展示HN:为什么还要写代码,如果LLM可以直接完成这件事?(网络应用实验)
Show HN: Why write code if the LLM can just do the thing? (web app experiment)

原始链接: https://github.com/samrolken/nokode

该项目探索了一个未来,应用程序无需传统代码运行,完全依赖于能够访问工具的大型语言模型(LLM)。作者构建了一个功能性Web服务器——一个包含CRUD操作的联系人管理器,其中*不包含*任何应用程序代码。相反,LLM动态处理每个HTTP请求,根据URL和用户输入决定执行的操作。 LLM使用了三个工具:一个用于SQL查询的数据库,一个用于生成HTML/JSON的Web响应工具,以及一个用于存储用户反馈的内存工具。
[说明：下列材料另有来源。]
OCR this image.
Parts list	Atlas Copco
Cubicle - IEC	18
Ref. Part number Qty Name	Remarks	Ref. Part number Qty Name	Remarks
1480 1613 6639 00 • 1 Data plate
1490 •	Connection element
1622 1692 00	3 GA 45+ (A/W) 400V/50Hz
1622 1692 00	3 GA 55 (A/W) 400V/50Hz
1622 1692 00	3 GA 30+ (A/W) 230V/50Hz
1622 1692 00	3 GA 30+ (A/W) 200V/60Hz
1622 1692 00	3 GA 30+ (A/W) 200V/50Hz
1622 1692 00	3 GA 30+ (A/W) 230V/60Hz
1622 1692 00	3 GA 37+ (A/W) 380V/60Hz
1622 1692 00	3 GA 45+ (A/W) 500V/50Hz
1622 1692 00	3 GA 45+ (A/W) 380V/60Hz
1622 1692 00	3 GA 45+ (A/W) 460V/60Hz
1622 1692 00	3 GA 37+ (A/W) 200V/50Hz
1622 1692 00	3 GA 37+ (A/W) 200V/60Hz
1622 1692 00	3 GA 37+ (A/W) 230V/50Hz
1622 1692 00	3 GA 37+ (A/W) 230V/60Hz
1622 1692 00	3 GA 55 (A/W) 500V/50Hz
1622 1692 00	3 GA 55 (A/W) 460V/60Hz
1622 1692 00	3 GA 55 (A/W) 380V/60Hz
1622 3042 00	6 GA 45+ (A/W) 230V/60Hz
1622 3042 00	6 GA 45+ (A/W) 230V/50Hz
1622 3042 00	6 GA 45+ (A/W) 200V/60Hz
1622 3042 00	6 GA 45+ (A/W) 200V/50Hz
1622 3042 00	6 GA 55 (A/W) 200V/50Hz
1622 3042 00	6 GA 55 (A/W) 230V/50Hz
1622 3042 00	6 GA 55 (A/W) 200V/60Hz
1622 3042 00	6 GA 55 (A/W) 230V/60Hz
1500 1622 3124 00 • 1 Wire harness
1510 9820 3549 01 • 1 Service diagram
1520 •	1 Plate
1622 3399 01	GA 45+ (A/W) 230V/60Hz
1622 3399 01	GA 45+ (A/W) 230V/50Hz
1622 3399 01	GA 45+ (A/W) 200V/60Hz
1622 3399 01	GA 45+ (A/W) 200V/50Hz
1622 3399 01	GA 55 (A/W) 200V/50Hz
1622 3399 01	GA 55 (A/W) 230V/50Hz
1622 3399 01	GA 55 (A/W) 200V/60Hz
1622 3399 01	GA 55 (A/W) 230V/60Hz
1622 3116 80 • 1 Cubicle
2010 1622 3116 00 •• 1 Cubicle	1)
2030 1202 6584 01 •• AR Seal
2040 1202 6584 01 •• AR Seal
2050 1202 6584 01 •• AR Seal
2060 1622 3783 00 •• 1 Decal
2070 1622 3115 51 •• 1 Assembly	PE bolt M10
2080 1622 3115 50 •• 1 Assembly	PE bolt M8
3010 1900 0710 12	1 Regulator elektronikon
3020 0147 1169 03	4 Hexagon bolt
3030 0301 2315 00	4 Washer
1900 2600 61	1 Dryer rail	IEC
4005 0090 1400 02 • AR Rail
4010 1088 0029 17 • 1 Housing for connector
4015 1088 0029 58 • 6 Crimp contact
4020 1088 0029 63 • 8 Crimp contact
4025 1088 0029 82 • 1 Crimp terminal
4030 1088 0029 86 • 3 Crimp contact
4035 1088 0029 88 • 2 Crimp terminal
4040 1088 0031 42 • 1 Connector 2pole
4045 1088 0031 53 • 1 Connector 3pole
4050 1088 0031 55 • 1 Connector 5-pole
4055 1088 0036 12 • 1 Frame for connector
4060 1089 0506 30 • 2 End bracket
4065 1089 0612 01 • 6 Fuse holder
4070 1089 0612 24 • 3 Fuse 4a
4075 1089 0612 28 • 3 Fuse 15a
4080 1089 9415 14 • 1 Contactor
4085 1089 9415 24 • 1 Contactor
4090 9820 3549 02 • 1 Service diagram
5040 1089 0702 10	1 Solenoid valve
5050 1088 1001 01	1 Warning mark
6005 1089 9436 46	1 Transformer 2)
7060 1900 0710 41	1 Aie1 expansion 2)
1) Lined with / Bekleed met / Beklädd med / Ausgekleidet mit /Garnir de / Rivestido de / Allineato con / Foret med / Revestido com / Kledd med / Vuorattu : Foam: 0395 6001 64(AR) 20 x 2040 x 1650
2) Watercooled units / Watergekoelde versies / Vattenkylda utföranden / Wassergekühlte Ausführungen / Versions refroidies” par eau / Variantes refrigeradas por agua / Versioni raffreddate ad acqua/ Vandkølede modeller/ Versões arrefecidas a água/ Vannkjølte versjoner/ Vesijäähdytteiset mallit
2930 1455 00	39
值得注意的是,AI自主设计了数据库模式,实现了类似REST的API,甚至响应了用户反馈,例如UI更改请求。 然而,该系统目前不实用:响应时间为30-60秒(比传统应用程序慢300-6000倍),并且由于API令牌的使用,成本高100-1000倍。它还存在一致性问题和偶尔的幻觉。尽管存在这些限制,但其成功表明LLM具有处理应用程序逻辑的*能力*,预示着一个计算机可以直接响应意图的未来,绕过对代码和复杂基础设施的需求。作者认为,推理速度、成本、上下文窗口和错误减少方面的改进可以弥合与这一愿景之间的差距。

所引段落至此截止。